Abschließender Teil

„Alles menschliche Tun ist Geschichte.“ (Eucken [1940: 16])

Mit der Ordnungstheorie schuf Walter Eucken eine Synthese aus dem ersten Methodenstreit, in den Gustav Schmoller als Vertreter der historischen Schule der Nationalökonomie und Carl Menger als Vertreter der reinen Theorie involviert waren. Wie oft bei brisanten Innovationen verfügte Walter Eucken für ein solches Unterfangen über die notwendigen Kompetenzen, die er aus diffusem Wissen seiner Zeit sammelte – in diesem Prozess leisteten ihm seines Vaters Lehre von den Kant’schen Prinzipien sowie die Freundschaft mit dem Phänomenologen Edmund Husserl wertvolle Hilfe. Aber auch der richtige historische Moment war gekommen.

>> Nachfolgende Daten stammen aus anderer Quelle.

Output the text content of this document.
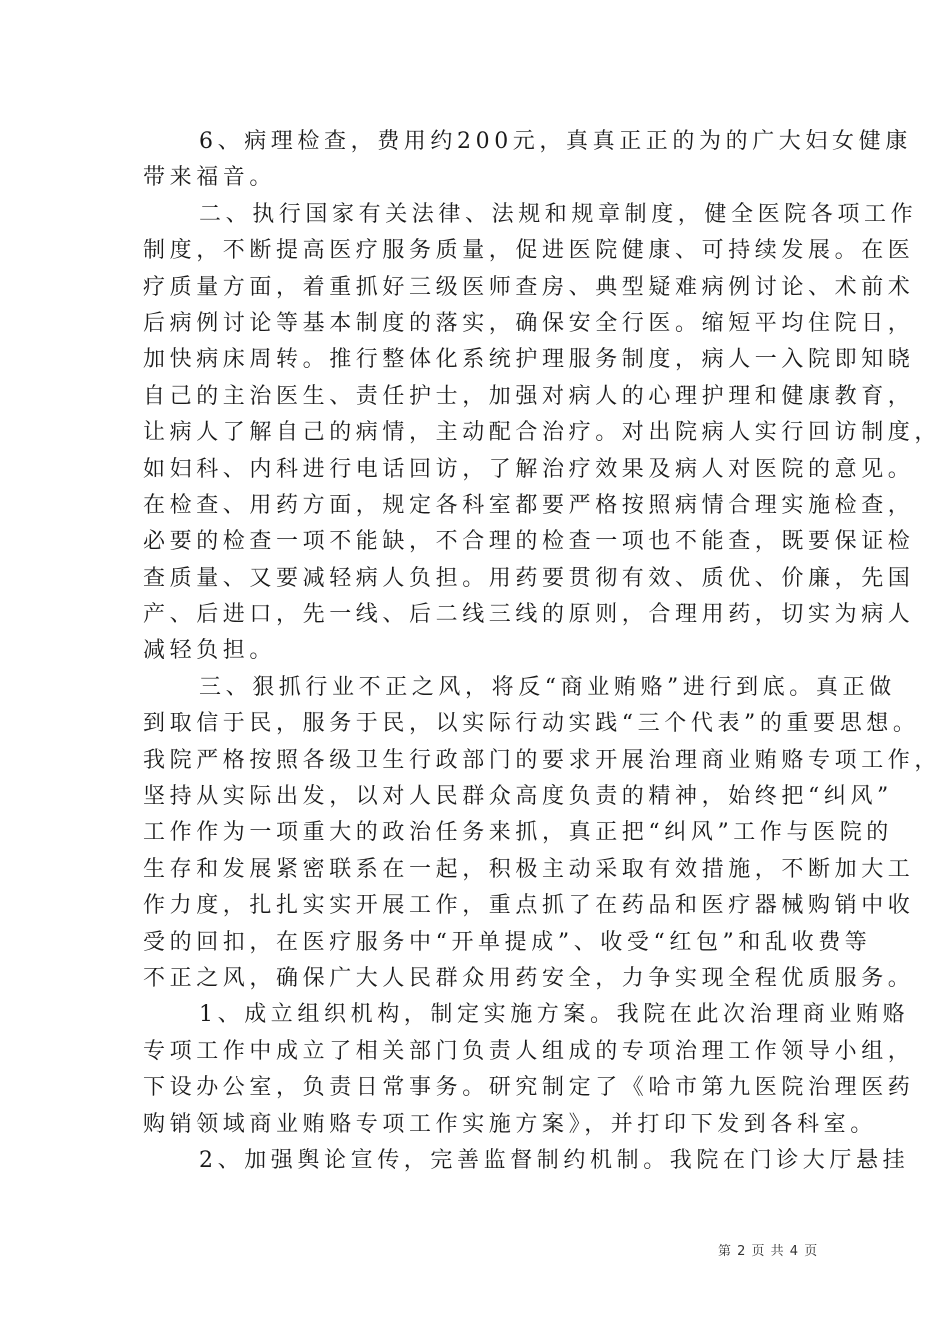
6、病理检查，费用约200元，真真正正的为的广大妇女健康
带来福音。
二、执行国家有关法律、法规和规章制度，健全医院各项工作
制度，不断提高医疗服务质量，促进医院健康、可持续发展。在医
疗质量方面，着重抓好三级医师查房、典型疑难病例讨论、术前术
后病例讨论等基本制度的落实，确保安全行医。缩短平均住院日，
加快病床周转。推行整体化系统护理服务制度，病人一入院即知晓
自己的主治医生、责任护士，加强对病人的心理护理和健康教育，
让病人了解自己的病情，主动配合治疗。对出院病人实行回访制度，
如妇科、内科进行电话回访，了解治疗效果及病人对医院的意见。
在检查、用药方面，规定各科室都要严格按照病情合理实施检查，
必要的检查一项不能缺，不合理的检查一项也不能查，既要保证检
查质量、又要减轻病人负担。用药要贯彻有效、质优、价廉，先国
产、后进口，先一线、后二线三线的原则，合理用药，切实为病人
减轻负担。
三、狠抓行业不正之风，将反“商业贿赂”进行到底。真正做
到取信于民，服务于民，以实际行动实践“三个代表”的重要思想。
我院严格按照各级卫生行政部门的要求开展治理商业贿赂专项工作，
坚持从实际出发，以对人民群众高度负责的精神，始终把“纠风”
工作作为一项重大的政治任务来抓，真正把“纠风”工作与医院的
生存和发展紧密联系在一起，积极主动采取有效措施，不断加大工
作力度，扎扎实实开展工作，重点抓了在药品和医疗器械购销中收
受的回扣，在医疗服务中“开单提成”、收受“红包”和乱收费等
不正之风，确保广大人民群众用药安全，力争实现全程优质服务。
1、成立组织机构，制定实施方案。我院在此次治理商业贿赂
专项工作中成立了相关部门负责人组成的专项治理工作领导小组，
下设办公室，负责日常事务。研究制定了《哈市第九医院治理医药
购销领域商业贿赂专项工作实施方案》，并打印下发到各科室。
2、加强舆论宣传，完善监督制约机制。我院在门诊大厅悬挂
第 2 页 共 4 页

Denn das Programm der historischen Schule war nicht nur theoretisch angegriffen, es strauchelte daran, auf das soziale Elend der Hyperinflation 1923 und der Weltwirtschaftskrise 1932 eine praktische Antwort zu geben. Eucken war mit dem Programm der historischen Schule wohl vertraut, da sich seine wissenschaftlichen Frühwerke in die alte deutsche Tradition eingliederten. Er zeigte aber auch frühe Emanzipationssignale, auf die der historische Moment als Katalysator wirkte.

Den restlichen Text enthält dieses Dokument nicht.